Alice was recognizable as a young person today, she loves Tumblr, fandom, bingeing tv and making memories with her friends.
I personally had a hard time seeing this book as a romance because Takumi felt–to use a term Kat uses a lot–unknowable to me. Perhaps it’s because I’m used to romances where we get into the other characters but he never felt like a real person to me. He was just a little too perfect.
⭐⭐⭐⭐
Rating: 4 out of 5.Release Date: 05/8/18 | Contemporary YA | 8 hours 49 minutes | Harper Audio
Toby, an academic wisecracking high school senior and his best friend Luke–a dedicated star wrestler are an unlikely pair. The two survived their abusive and impoverished home lives together and with Luke’s college wrestling scholarship locked down, they were prepared to head into the next chapter of their lives together.
But now Luke is on death row.
Told partially in Luke’s letters from death row and partially in a close omniscient third person, Bliss crafts a story of friendship, coming-of-age and poverty that manages to deliver a gut punch at the end–even though you know where Luke is going to end up from page one.
I really liked the way this book is set up with Luke’s letters opening the book and then having it slowly build to the precipitating event. It reminded me of Big Little Lies and it adds so much tension to every scene because you keep thinking is this it? Is this the thing he did? With that in mind though the book moves at a slower pace.
I picked up this book because James Fouhey did the audio, I’ve enjoyed his narration in other things and his performance in this book is one of the best I’ve heard. He takes on each character perfectly with a nuanced and intentional performance. I think he could have easily done stereotypical Southern accents but he avoids that completely while still making the characters sound authentic. Needless to say Fouhey has remained on my auto-buy audiobook narrator list.
Between this and Jeff Zetner books I’m really starting to think any YA book by a straight white dude will be sad AF.
⭐⭐⭐
Rating: 2.5 out of 5.Release Date: 08/21/18 | Speculative Fiction | 9 hours 27 minutes | Penguin
Vox takes place in the near, near, near future where the government has limited women to 100 spoken words a day in an effort to Make America Great Again reinforce traditional gender roles. Dr. Jean McClellan is a cognitive linguist who has never quite adjusted to the new rules of society and brings the entire system down–which by the way isn’t a spoiler. It’s literally the first line of the book.

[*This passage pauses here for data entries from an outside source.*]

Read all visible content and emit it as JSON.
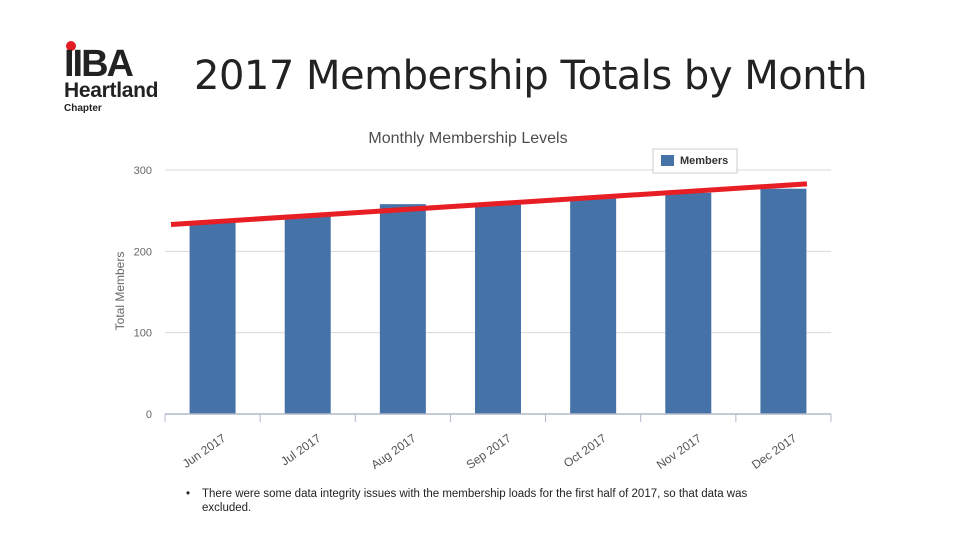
{
  "brand": {
    "logo_text": "IIBA",
    "name": "Heartland",
    "subtitle": "Chapter"
  },
  "slide": {
    "title": "2017 Membership Totals by Month",
    "footnote_bullet": "•",
    "footnote": "There were some data integrity issues with the membership loads for the first half of 2017, so that data was excluded."
  },
  "chart_data": {
    "type": "bar",
    "title": "Monthly Membership Levels",
    "xlabel": "",
    "ylabel": "Total Members",
    "categories": [
      "Jun 2017",
      "Jul 2017",
      "Aug 2017",
      "Sep 2017",
      "Oct 2017",
      "Nov 2017",
      "Dec 2017"
    ],
    "series": [
      {
        "name": "Members",
        "values": [
          236,
          245,
          258,
          259,
          265,
          272,
          277
        ],
        "color": "#4572a7"
      }
    ],
    "ylim": [
      0,
      300
    ],
    "yticks": [
      0,
      100,
      200,
      300
    ],
    "grid": true,
    "legend": "top-right",
    "trendline": {
      "color": "#e81e25",
      "start": 233,
      "end": 283
    }
  }
}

I added this book to my to-reads shelf the minute I heard about it on the What Should I Read Next podcast and was so excited to get into it…but this book really disappointed me. I think it’s because I went into this book thinking it was supposed to be this feminist dystopia but when you read Dalcher’s interviews you find out she’s a linguist who just wanted to write a book about her passion.